Everything went well with my mom’s shoulder surgery. Thanks for all of the words of support from the readership out there. I have to say I was impressed with the number of messages I received. I didn’t know you guys cared so much.

But, I digress. Things have just been a little out of sorts when it comes to getting scheduling down pat. School is coming to an end around here, so that’s been a little crazy with the kiddo and all. I started a new managing editor job for an online e-magazine, and that’s a ton more work than I had originally pictured it to be in my head. To top it all off, we’re signing on our house tomorrow and there have been hoops after hoops for us to jump through.

We’ve jumped though and, in the end, it’s worth it.

But, honestly, I just wanted to take a moment and apologize to everyone. I promise that starting this week things will start to get back on track. I’m starting to feel like life is a little more under control and that I have a grip on all the work I have on the table right now. Once it all starts flowing smooth and I’m out of that “new” mode where I’m struggling with everything, I’m sure I’ll have just as much time as I used to have.

In the meantime, I hope everyone has been having a great spring. It’s been hot here (a little too hot at times, reaching into the 90s in the Upper Peninsula in May!), but it’ll seem like a distant memory come November when there’s a few feet of snow on the ground.

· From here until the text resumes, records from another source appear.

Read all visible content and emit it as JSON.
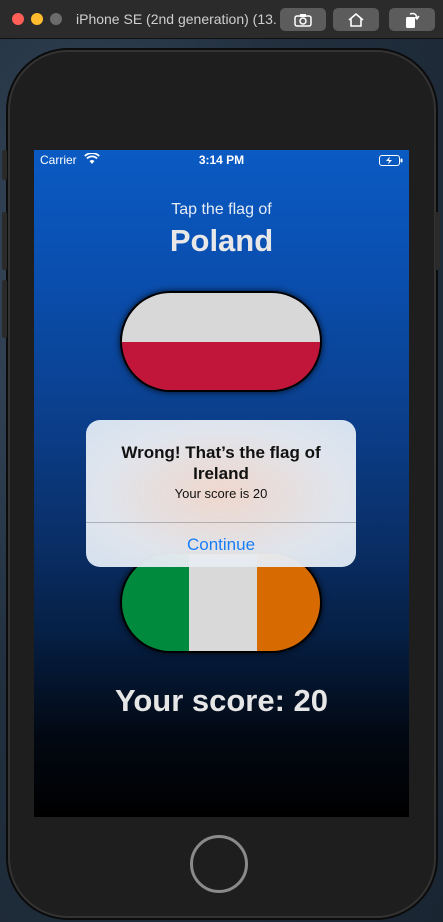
{
  "window": {
    "title": "iPhone SE (2nd generation) (13..."
  },
  "status_bar": {
    "carrier": "Carrier",
    "time": "3:14 PM"
  },
  "game": {
    "prompt": "Tap the flag of",
    "country": "Poland",
    "flags": [
      {
        "name": "Poland",
        "colors": [
          "#d8d8d8",
          "#c2153a"
        ]
      },
      {
        "name": "Ireland",
        "colors": [
          "#008a3e",
          "#d9d9d9",
          "#d76a00"
        ]
      }
    ],
    "score_text": "Your score: 20"
  },
  "alert": {
    "title": "Wrong! That’s the flag of Ireland",
    "message": "Your score is 20",
    "button": "Continue"
  },
  "colors": {
    "accent": "#1a7ef5",
    "background_top": "#0a5ac3",
    "background_bottom": "#000000"
  }
}
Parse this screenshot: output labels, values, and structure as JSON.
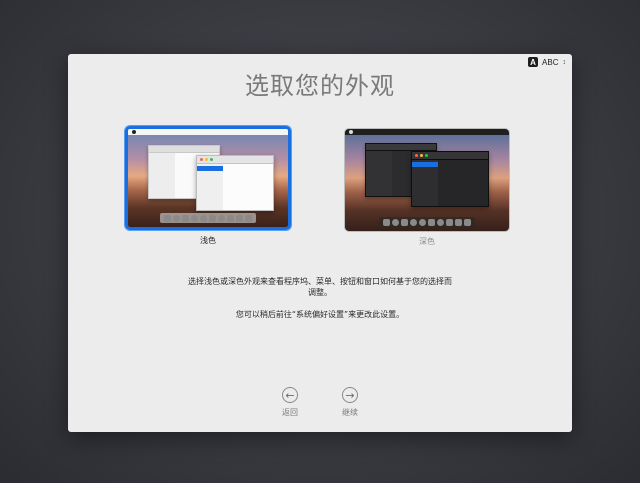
{
  "input_menu": {
    "badge": "A",
    "label": "ABC",
    "chevron": "⌃⌄"
  },
  "title": "选取您的外观",
  "options": [
    {
      "label": "浅色",
      "selected": true,
      "theme": "light"
    },
    {
      "label": "深色",
      "selected": false,
      "theme": "dark"
    }
  ],
  "description": {
    "line1": "选择浅色或深色外观来查看程序坞、菜单、按钮和窗口如何基于您的选择而",
    "line2": "调整。",
    "line3": "您可以稍后前往“系统偏好设置”来更改此设置。"
  },
  "nav": {
    "back_label": "返回",
    "back_icon": "arrow-left-circle-icon",
    "next_label": "继续",
    "next_icon": "arrow-right-circle-icon"
  },
  "colors": {
    "accent": "#1a6fe0",
    "window_bg": "#ececec",
    "title": "#7a7a7a"
  }
}
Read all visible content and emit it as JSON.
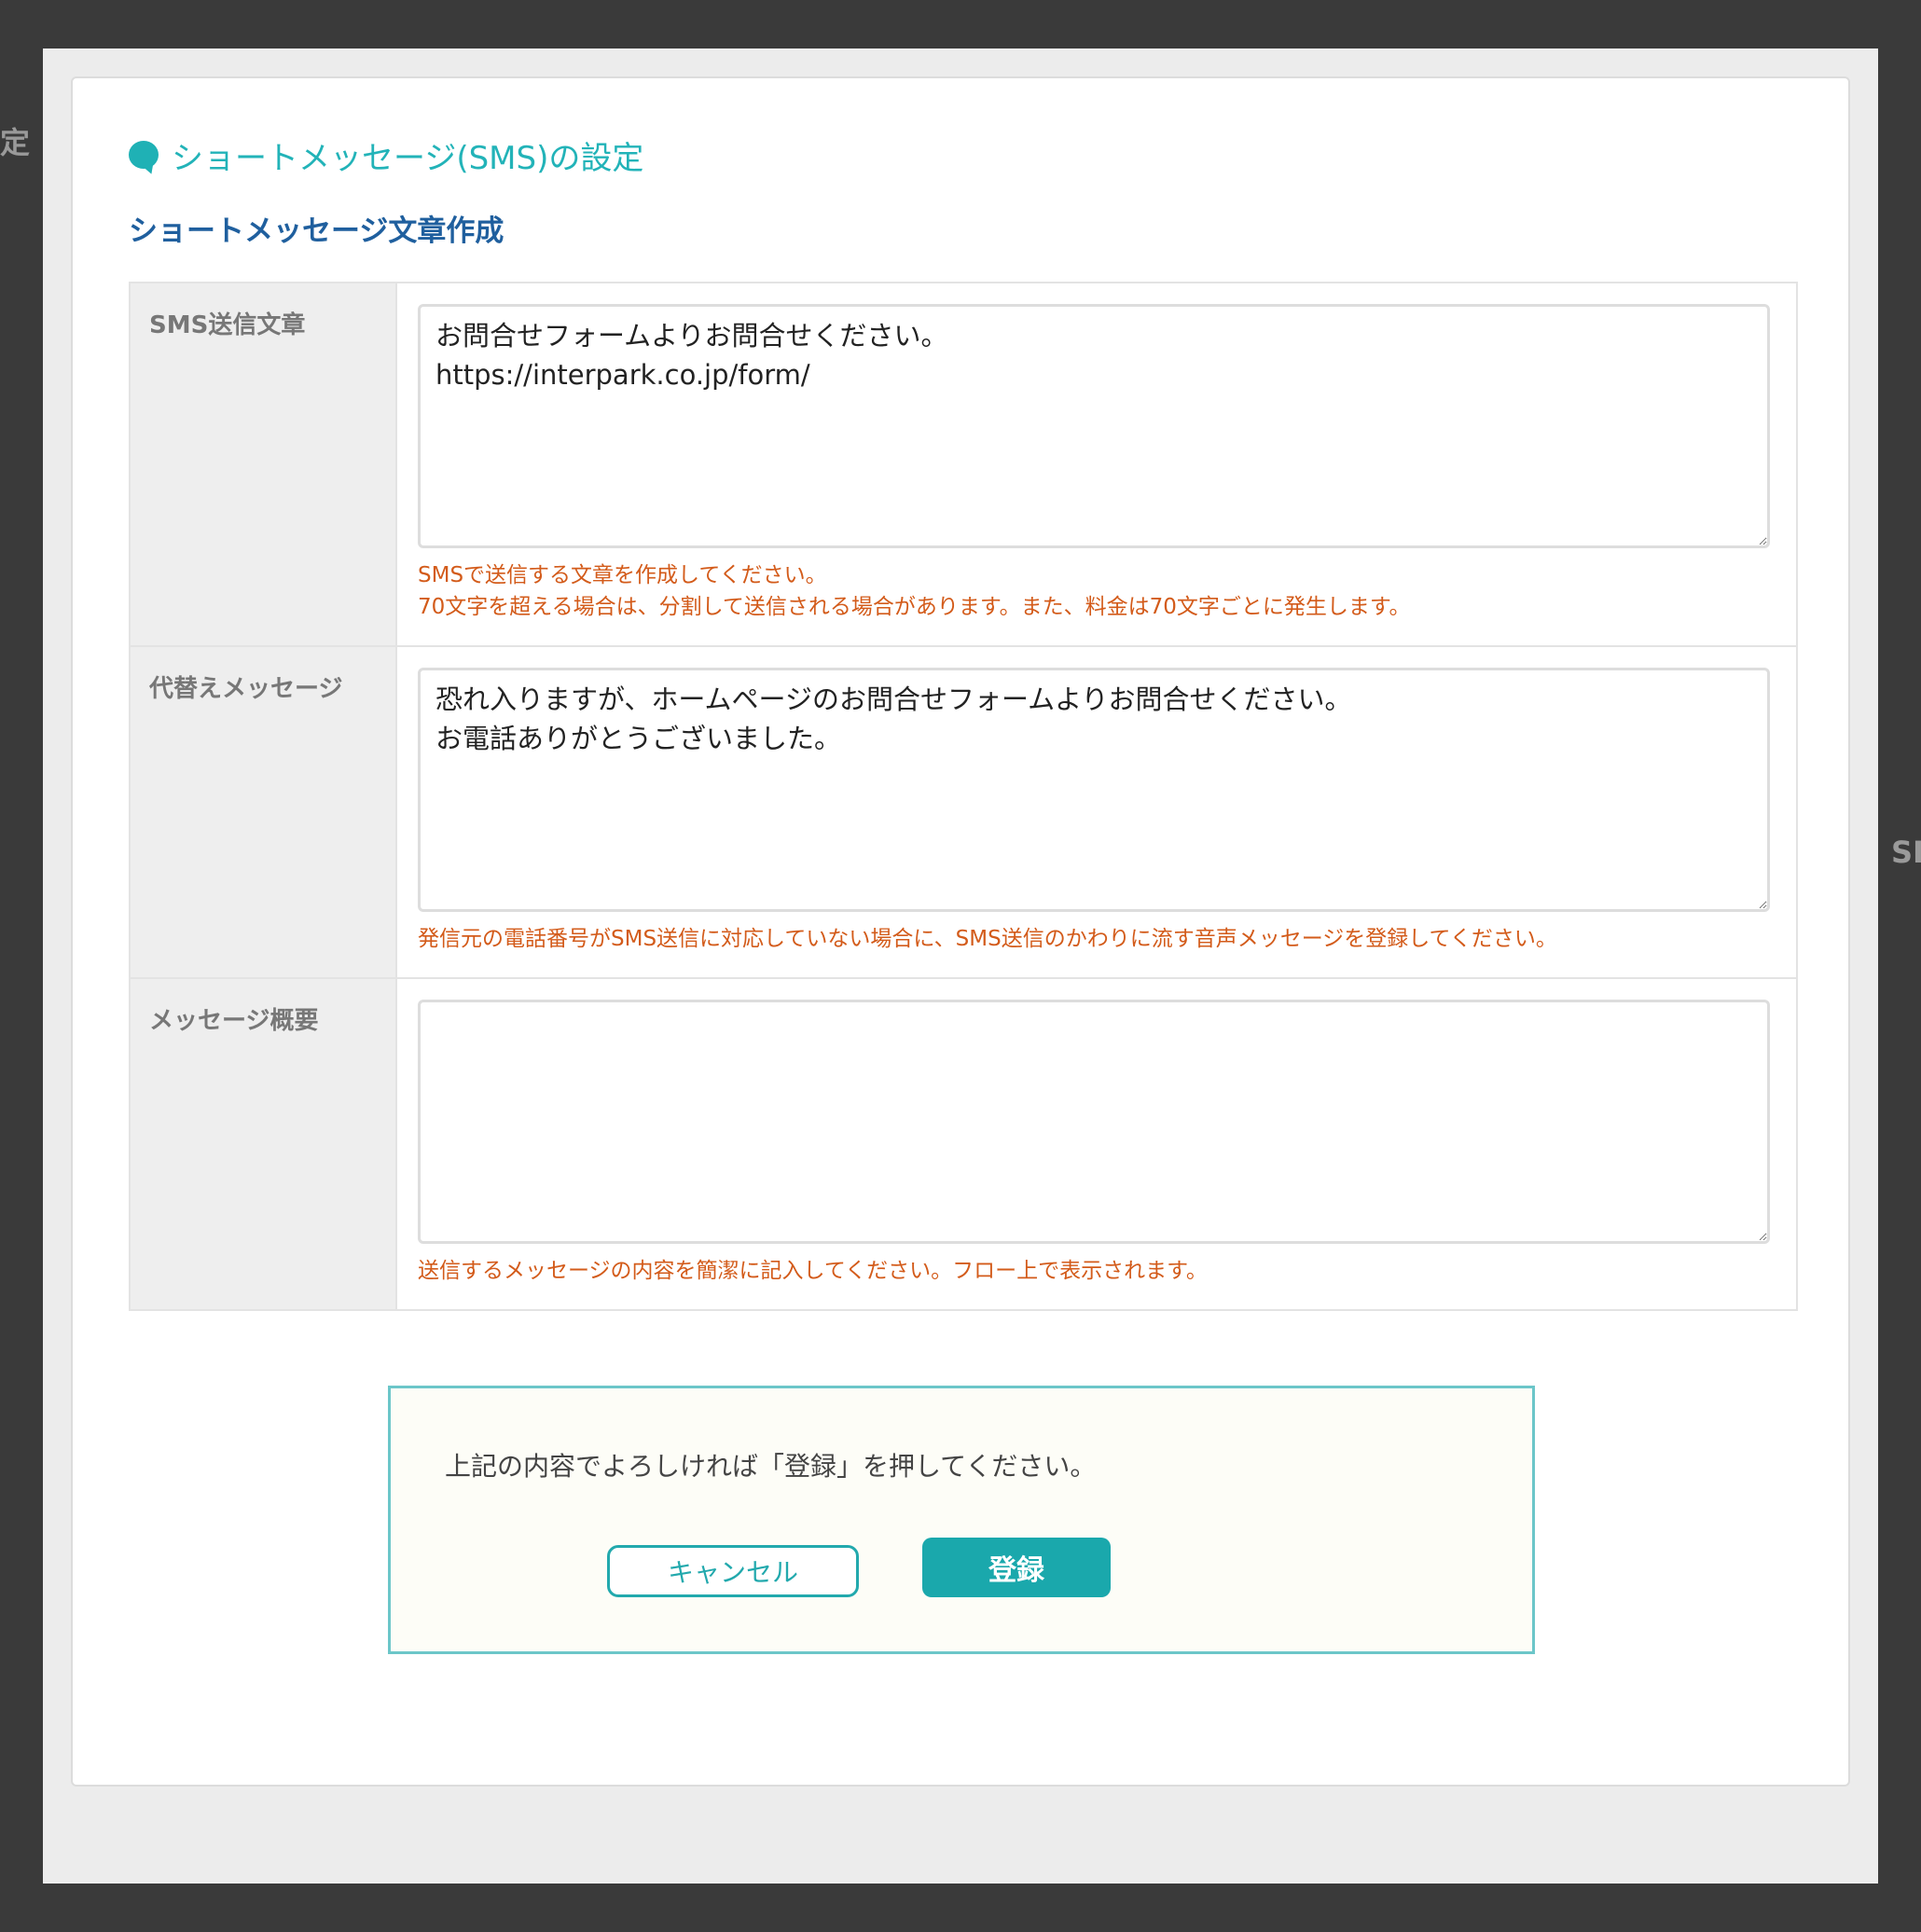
{
  "modal": {
    "title": "ショートメッセージ(SMS)の設定",
    "section_title": "ショートメッセージ文章作成"
  },
  "form": {
    "rows": [
      {
        "label": "SMS送信文章",
        "value": "お問合せフォームよりお問合せください。\nhttps://interpark.co.jp/form/",
        "hints": [
          "SMSで送信する文章を作成してください。",
          "70文字を超える場合は、分割して送信される場合があります。また、料金は70文字ごとに発生します。"
        ]
      },
      {
        "label": "代替えメッセージ",
        "value": "恐れ入りますが、ホームページのお問合せフォームよりお問合せください。\nお電話ありがとうございました。",
        "hints": [
          "発信元の電話番号がSMS送信に対応していない場合に、SMS送信のかわりに流す音声メッセージを登録してください。"
        ]
      },
      {
        "label": "メッセージ概要",
        "value": "",
        "hints": [
          "送信するメッセージの内容を簡潔に記入してください。フロー上で表示されます。"
        ]
      }
    ]
  },
  "confirm": {
    "text": "上記の内容でよろしければ「登録」を押してください。",
    "cancel_label": "キャンセル",
    "submit_label": "登録"
  },
  "background_peek": {
    "left_top": "定",
    "right_1": "SI"
  },
  "colors": {
    "accent": "#1aa8ac",
    "section_title": "#1f5f9e",
    "hint": "#d35b1a"
  }
}
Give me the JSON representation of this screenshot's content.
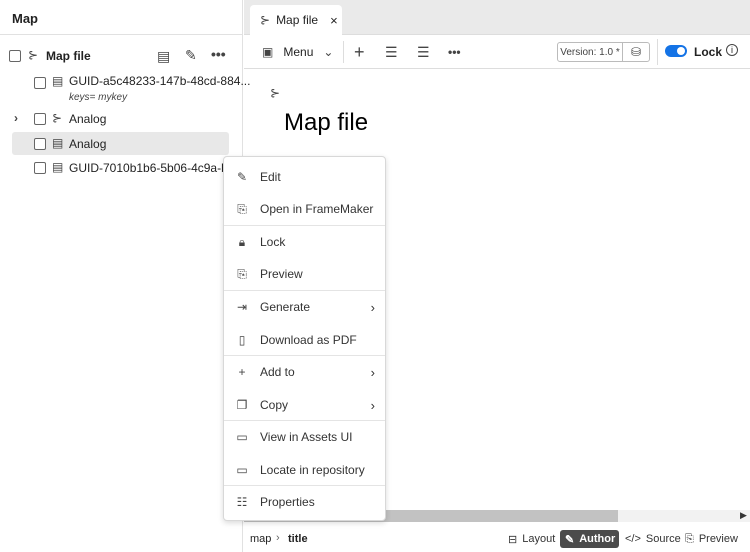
{
  "left_panel": {
    "title": "Map",
    "root": {
      "label": "Map file"
    },
    "items": [
      {
        "label": "GUID-a5c48233-147b-48cd-884...",
        "sub": "keys= mykey"
      },
      {
        "label": "Analog"
      },
      {
        "label": "Analog"
      },
      {
        "label": "GUID-7010b1b6-5b06-4c9a-b3f..."
      }
    ]
  },
  "tab": {
    "label": "Map file",
    "close": "×"
  },
  "toolbar": {
    "menu_label": "Menu",
    "version": "Version: 1.0 *",
    "lock_label": "Lock",
    "lock_on": true
  },
  "editor": {
    "title": "Map file"
  },
  "context_menu": [
    {
      "label": "Edit",
      "icon": "pencil-icon"
    },
    {
      "label": "Open in FrameMaker",
      "icon": "document-search-icon"
    },
    {
      "label": "Lock",
      "icon": "lock-icon"
    },
    {
      "label": "Preview",
      "icon": "preview-icon"
    },
    {
      "label": "Generate",
      "icon": "export-icon",
      "submenu": true
    },
    {
      "label": "Download as PDF",
      "icon": "pdf-icon"
    },
    {
      "label": "Add to",
      "icon": "plus-icon",
      "submenu": true
    },
    {
      "label": "Copy",
      "icon": "copy-icon",
      "submenu": true
    },
    {
      "label": "View in Assets UI",
      "icon": "assets-icon"
    },
    {
      "label": "Locate in repository",
      "icon": "folder-search-icon"
    },
    {
      "label": "Properties",
      "icon": "sliders-icon"
    }
  ],
  "breadcrumb": [
    "map",
    "title"
  ],
  "view_modes": [
    {
      "label": "Layout"
    },
    {
      "label": "Author",
      "active": true
    },
    {
      "label": "Source"
    },
    {
      "label": "Preview"
    }
  ],
  "colors": {
    "accent": "#1473e6",
    "active_mode": "#4b4b4b"
  }
}
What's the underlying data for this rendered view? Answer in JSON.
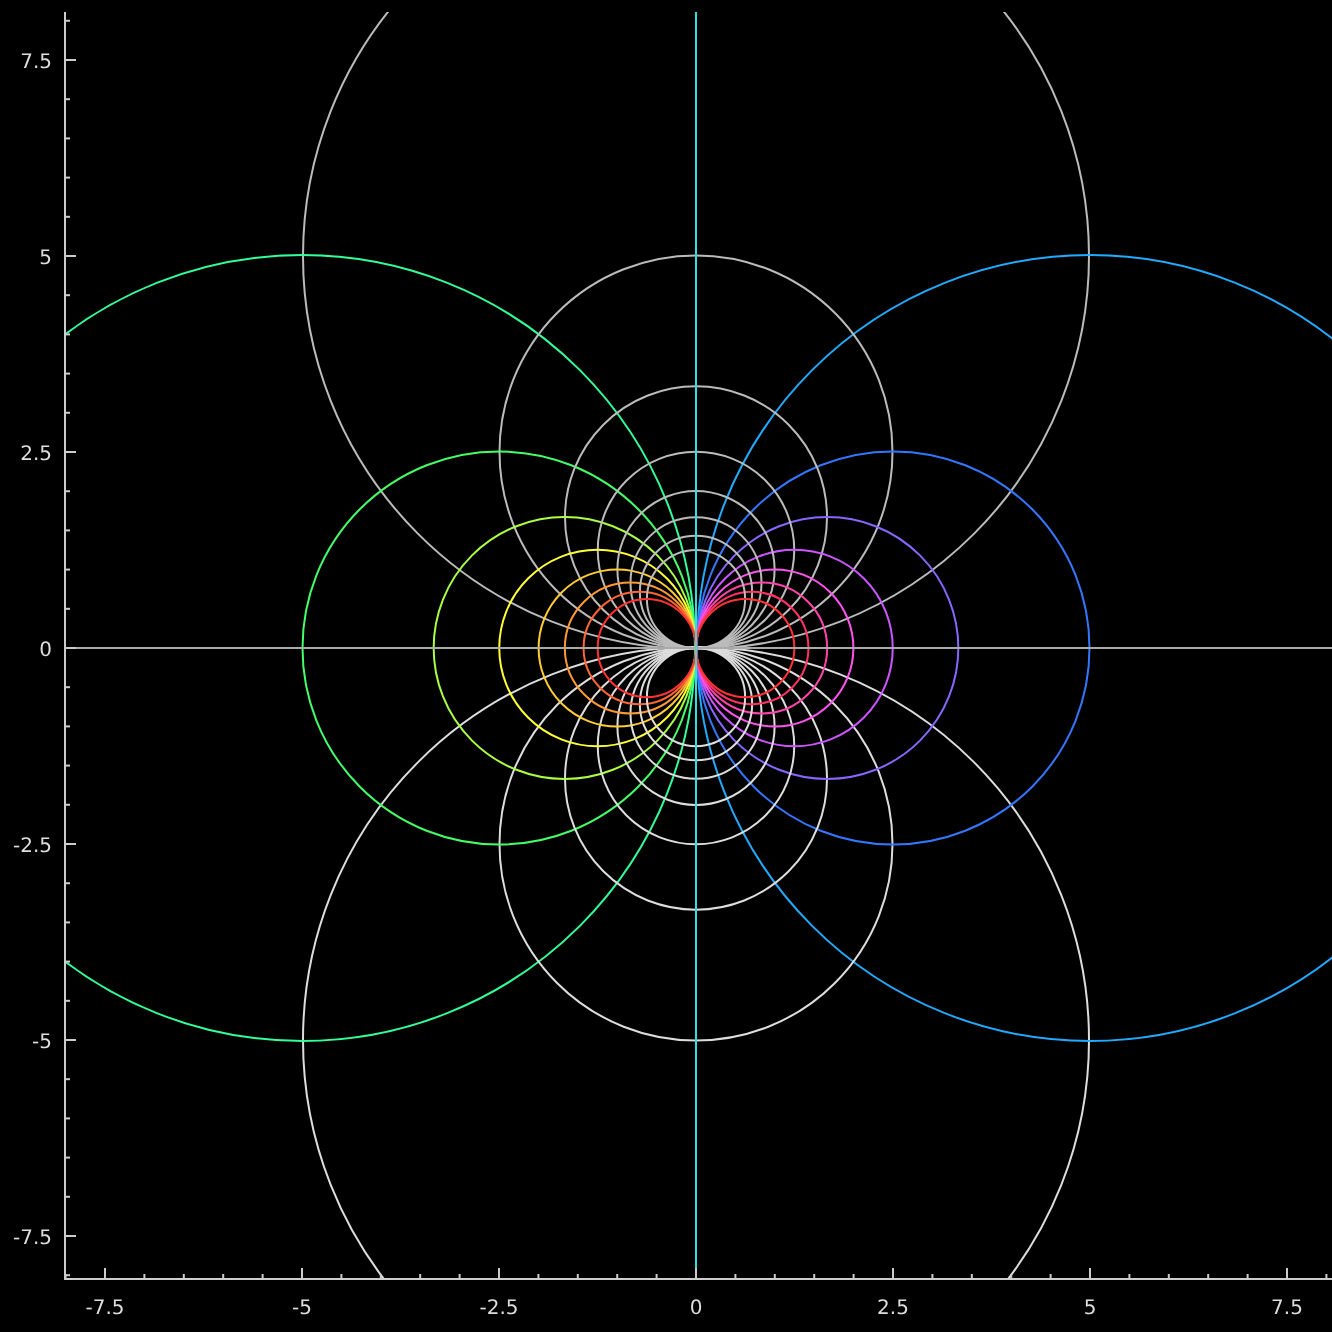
{
  "plot": {
    "x_tick_labels": [
      "-7.5",
      "-5",
      "-2.5",
      "0",
      "2.5",
      "5",
      "7.5"
    ],
    "y_tick_labels": [
      "7.5",
      "5",
      "2.5",
      "0",
      "-2.5",
      "-5",
      "-7.5"
    ]
  }
}
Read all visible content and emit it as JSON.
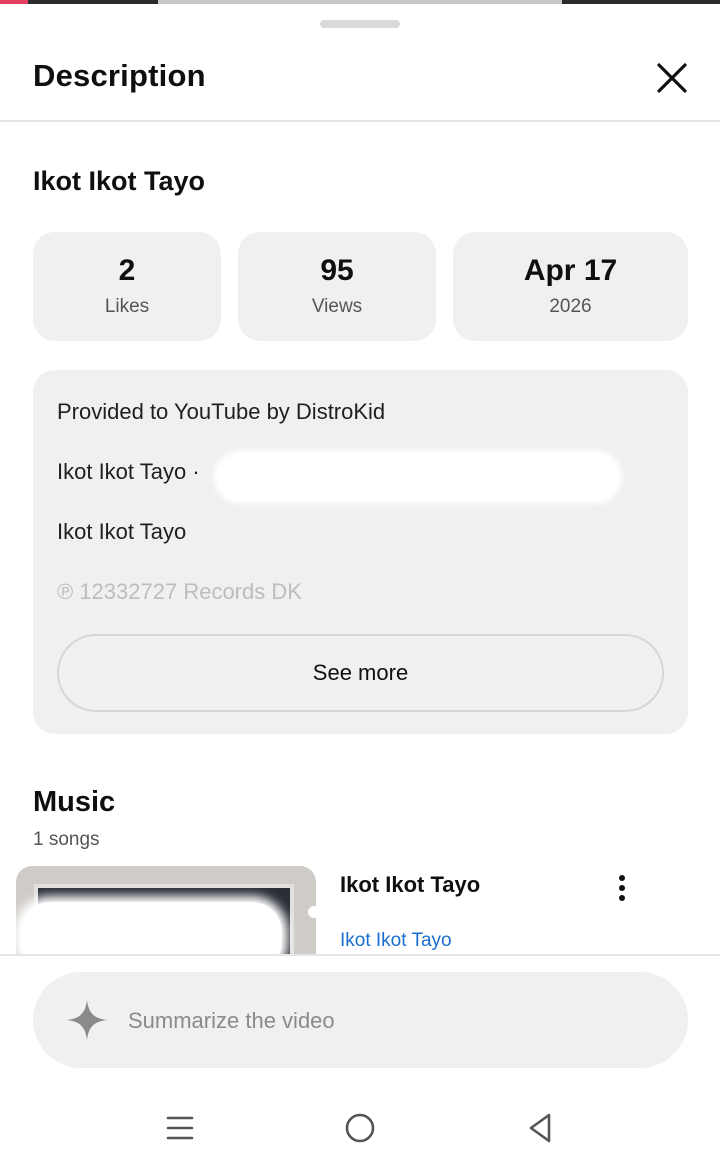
{
  "sheet": {
    "title": "Description"
  },
  "video": {
    "title": "Ikot Ikot Tayo",
    "stats": [
      {
        "value": "2",
        "label": "Likes"
      },
      {
        "value": "95",
        "label": "Views"
      },
      {
        "value": "Apr 17",
        "label": "2026"
      }
    ]
  },
  "description": {
    "lines": [
      "Provided to YouTube by DistroKid",
      "Ikot Ikot Tayo · ",
      "Ikot Ikot Tayo",
      "℗ 12332727 Records DK"
    ],
    "see_more_label": "See more"
  },
  "music": {
    "section_title": "Music",
    "count_text": "1 songs",
    "songs": [
      {
        "title": "Ikot Ikot Tayo",
        "artist": "Ikot Ikot Tayo"
      }
    ]
  },
  "summarize": {
    "label": "Summarize the video",
    "icon": "sparkle-icon"
  },
  "colors": {
    "card_bg": "#f0f0f0",
    "link_blue": "#1a6fcf",
    "muted_text": "#555555"
  },
  "icons": {
    "close": "close-icon",
    "more": "more-vert-icon",
    "nav_menu": "recent-apps-icon",
    "nav_home": "home-icon",
    "nav_back": "back-icon"
  }
}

Thanks for sticking around and for checking back in. Like I said, things are getting back on track and I’ll be posting regularly again beginning this week.

Unplanned absence

May 18, 2010 Leave a comment

I just wanted to write a quick note of apology and explanation to all who have been reading — We love you but we’ve had to put the blog on the back burner for a little while. I went on vacation for a week right after we launched a new web site, which you can find at http://up.secondwavemedia.com. Getting that straightened out plus other work commitments, family medical issues, and getting very close to being homeowners (shooting for June 1, wish us luck!) have all conspired to make blog posting a thing only dreamed about. We hope to be back in the saddle soon, but in the meantime, read some of our work for U.P. Second Wave in the link above; Geek Girl on the Street, found in the blogroll; or Northeast Hunting, also in the blogroll. And happy summer! It’s actually warming up around here and it’s delightful.